I have rage bubbling inside of me. Always just deep enough where it is not noticeable. Until I cannot find my oven mitt or I dropped something or Jason tries to clean up the living room when I should be doing that, after all I am the mother and I am terrible at it and I am so bad at this and how will she ever love me because I cannot keep a house clean and I am not as cool as I want to be and I am so screwed up how can you ever love me baby I don't even LIKE MYSELF and boom. I throw something at the wall. Then I feel bad about it. But always think it is really Jason's fault. But not really, it is mine cause I am such a screw-up.
No one knows outside of my home. That would be unbearable. I hide it so well at work. They may think I am a bit hard, but all the better to boss them around with.

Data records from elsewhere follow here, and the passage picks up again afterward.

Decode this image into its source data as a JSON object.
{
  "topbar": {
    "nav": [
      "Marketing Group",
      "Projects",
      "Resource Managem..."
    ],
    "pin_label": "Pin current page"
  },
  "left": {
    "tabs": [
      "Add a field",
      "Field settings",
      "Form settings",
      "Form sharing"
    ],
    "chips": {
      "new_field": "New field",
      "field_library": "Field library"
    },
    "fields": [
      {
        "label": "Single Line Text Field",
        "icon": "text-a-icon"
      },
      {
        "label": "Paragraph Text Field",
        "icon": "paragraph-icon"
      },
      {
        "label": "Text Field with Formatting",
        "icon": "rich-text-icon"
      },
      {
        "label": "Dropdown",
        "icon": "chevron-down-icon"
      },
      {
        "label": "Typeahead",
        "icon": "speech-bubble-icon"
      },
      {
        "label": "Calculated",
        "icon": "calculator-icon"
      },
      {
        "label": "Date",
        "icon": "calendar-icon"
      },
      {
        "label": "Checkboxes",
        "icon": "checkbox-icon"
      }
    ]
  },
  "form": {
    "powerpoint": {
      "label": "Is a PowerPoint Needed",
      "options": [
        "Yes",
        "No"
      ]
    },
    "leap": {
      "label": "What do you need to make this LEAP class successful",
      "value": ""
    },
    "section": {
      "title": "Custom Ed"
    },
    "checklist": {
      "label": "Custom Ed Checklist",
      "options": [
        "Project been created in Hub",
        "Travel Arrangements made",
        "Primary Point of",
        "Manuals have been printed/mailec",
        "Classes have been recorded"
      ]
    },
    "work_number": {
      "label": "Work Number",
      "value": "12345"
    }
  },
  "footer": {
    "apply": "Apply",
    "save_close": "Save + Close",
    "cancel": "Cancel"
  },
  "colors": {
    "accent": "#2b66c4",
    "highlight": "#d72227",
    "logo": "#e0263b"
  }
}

Until one night while watching a sitcom with one of my best friends...I realize it is not my fault. IT IS NOT MY FAULT. There is something legitimately wrong with me. It is no one's fault, unless you count medulla man, the infamous seratonin blocker.
I make a call to a psychiatric help line. They set me up with a psychiatrist. He only has to spend minutes with me before I burst into tears; by the end of the hour through which I blubber, he decides I have clinical depression, mostly likely the post-partum type. A trip to my family doctor, 1 prescription and less than a week later, I smile. Naturally.
I am not all better. I will be on the drugs for a long time. Recently, due to being in between insurance companies, I was without my drugs for a week and received a GLARING reminder of why I am on them.
Things seem much more manageable now. Plus, I don't always feel like Jason is cheating on me, which he was never EVEN CLOSE to doing, but was a constant fear of mine before. So bad a fear it was that I would check his email. Now I can believe he loves me.
The thing was, I never wanted to hurt the baby. I never thought about her in a negative way. Sometimes I wanted to punch Jason and a lot of times I want to injure myself (not kill, just injure); but no one was ever hurt.
It was all just sadness. Incompleteness. Like I was wrapped in that white foamy stuff they pack things with: I could see and I could move around, but I could never really feel anything unless it was bad.
I don't know who is going to read this. Maybe no one besides the incomparable Miss Ali. But if you do stumble across it and you can relate...I know how you feel. Do yourself the biggest favour of your life and talk to someone. Not your husband/boyfriend/partner. It is too easy to believe they are overreacting. Someone a bit farther away. Listen to them. And let yourself believe that it IS going to get better. We are all rooting for you.